Dirk-Willem van Gulik
Sun, 30 May 2004 14:12:18 -0700
On May 27, 2004, at 12:35 PM, John Kelsey wrote:
Does anyone know whether the low-power nature of wireless LANs protects them from eavesdropping by satellite? Is there some simple reference that would easily let me figure out whether transmitters at a given power are in danger of eavesdropping by satellite?If you assume a perfect vacuum (and note that the athmosphere is fairly opaque at 2.4 Ghz) and perfect antenna's etc - then the specific detectivity needed in space suggests a not unresonably sized (m2's) and cold antenna (below 180k) by very resonably NEP which is commercially available. Given the noise from the earth background (assuming a black body radiator) at 2.4, the Sun and the likelyhood that that largish antenna catches a fair chunk of exactly that then you are at the edge of what would be realistic.

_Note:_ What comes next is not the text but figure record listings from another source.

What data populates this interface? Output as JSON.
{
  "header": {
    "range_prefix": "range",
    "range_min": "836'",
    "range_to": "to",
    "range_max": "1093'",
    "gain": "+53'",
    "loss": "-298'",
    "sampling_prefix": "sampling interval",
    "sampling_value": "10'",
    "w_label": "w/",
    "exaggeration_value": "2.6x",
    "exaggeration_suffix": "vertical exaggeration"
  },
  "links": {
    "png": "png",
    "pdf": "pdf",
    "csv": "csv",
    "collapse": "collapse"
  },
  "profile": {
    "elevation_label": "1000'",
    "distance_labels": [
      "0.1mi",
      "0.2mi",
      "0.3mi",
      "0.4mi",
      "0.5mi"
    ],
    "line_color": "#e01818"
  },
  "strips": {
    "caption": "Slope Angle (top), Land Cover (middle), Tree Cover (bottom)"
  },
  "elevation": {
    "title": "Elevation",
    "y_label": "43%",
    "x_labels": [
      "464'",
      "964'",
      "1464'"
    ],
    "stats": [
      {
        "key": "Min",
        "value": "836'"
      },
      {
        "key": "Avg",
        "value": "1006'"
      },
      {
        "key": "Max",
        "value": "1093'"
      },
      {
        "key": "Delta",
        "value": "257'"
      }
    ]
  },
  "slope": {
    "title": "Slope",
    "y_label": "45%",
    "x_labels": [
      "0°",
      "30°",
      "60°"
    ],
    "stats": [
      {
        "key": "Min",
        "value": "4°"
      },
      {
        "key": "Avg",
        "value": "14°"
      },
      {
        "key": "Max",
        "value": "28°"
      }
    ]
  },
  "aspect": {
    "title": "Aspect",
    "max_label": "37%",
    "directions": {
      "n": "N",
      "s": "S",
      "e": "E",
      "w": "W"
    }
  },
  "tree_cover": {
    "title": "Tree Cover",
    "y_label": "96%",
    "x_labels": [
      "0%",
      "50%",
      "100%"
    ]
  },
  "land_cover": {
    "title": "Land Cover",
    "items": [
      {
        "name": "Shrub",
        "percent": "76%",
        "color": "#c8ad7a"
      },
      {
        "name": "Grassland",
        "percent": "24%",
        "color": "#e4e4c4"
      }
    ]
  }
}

However with some clever tricks and processing, like a phase array, you certainly should be able to at least detect that short (1-2mseconds) 100Khz wide 2.4Ghz transmisison at 0.1 watt is happening - assuming you know where to look. Listening in over a country-sized swath over a prologned periods of time is an entirely different story. Given that you then need to be at least 3-4 order's of magnitude better - and that you only get at best square root when increase the easy things like detector size etc, at best - my guess would be that some flying or earthbound is a heck of a lot cheaper and more realistic.